Here are some rules of thumbs to set the configuration values that can help you to get started. Keep in mind that following these does not necessarily lead to optimal results on your specific problem.

Which optimizer should I use for optimizing hyperparameters of neural networks (depth, width, learning rate, etc.)?

cem_metaoptimizer is a good default recommendation for this case.

How many jobs should I run? How many concurrently?

It depends. The number of concurrent jobs (n_jobs_per_iteration) should be as high as achievable with the current load on the cluster. For CPU jobs, this could be 100 concurrent jobs; for GPU jobs, maybe around 40. The total number of jobs (number_of_samples) can be lower if you only want to get an initial impression of the behaviour of the hyperparameter; in this case, 3-5 times the number of jobs per iteration is a good number. If you want to get a more precise result, or if you have a high number of hyperparameters, up to 10 times the number of jobs per iteration can be used.

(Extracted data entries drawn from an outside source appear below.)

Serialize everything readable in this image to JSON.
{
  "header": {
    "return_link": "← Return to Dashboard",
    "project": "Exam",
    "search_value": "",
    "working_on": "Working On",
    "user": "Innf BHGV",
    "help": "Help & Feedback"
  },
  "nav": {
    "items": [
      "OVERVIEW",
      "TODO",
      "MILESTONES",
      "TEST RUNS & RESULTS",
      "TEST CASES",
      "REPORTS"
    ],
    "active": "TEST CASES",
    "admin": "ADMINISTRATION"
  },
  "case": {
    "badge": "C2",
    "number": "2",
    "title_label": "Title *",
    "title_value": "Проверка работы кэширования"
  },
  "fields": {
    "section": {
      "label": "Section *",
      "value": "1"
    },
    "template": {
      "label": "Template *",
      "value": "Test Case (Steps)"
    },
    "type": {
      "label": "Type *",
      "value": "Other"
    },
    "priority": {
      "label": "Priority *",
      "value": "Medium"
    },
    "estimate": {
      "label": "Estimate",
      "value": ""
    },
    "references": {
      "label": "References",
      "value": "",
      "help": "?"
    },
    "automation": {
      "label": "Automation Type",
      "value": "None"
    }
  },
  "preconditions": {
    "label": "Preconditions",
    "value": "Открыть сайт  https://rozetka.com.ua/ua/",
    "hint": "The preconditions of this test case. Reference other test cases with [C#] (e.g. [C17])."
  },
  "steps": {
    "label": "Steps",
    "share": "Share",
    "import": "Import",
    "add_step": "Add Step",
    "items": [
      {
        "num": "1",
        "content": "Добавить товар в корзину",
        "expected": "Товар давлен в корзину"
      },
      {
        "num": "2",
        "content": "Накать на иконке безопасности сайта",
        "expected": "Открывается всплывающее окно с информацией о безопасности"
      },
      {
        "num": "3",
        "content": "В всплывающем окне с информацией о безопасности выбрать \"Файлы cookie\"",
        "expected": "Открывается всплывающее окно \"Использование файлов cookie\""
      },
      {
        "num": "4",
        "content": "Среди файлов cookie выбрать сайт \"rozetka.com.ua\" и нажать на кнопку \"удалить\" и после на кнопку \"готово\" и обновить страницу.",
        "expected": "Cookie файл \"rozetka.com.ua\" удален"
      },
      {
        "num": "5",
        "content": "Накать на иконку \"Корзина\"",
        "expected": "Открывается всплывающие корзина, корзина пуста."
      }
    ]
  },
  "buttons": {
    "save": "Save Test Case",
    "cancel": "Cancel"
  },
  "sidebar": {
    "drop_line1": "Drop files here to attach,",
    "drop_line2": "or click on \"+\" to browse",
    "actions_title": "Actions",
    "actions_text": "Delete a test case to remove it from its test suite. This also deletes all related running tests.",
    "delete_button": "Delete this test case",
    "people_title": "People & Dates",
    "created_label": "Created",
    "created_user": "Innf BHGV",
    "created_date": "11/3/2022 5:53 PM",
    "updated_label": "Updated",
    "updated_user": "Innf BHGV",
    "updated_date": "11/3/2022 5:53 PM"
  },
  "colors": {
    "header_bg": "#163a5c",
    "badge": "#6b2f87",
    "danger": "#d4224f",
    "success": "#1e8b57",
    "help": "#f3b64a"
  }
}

How many hyperparameters can I optimize over at the same time?

This depends on the number of jobs and number of parallely running jobs. For 5x100 jobs, 5-6 hyperparameters are okay to be optimized. For 5x40 jobs, 3-4 are okay. For a larger scale, e.g. 10x200 jobs, it might be reasonable to optimize up to 10 hyperparameters at the same time.

How to deal with overfitting?

You can keep the best validation error achieved over the epochs and report this instead of the error achieved in the last epoch.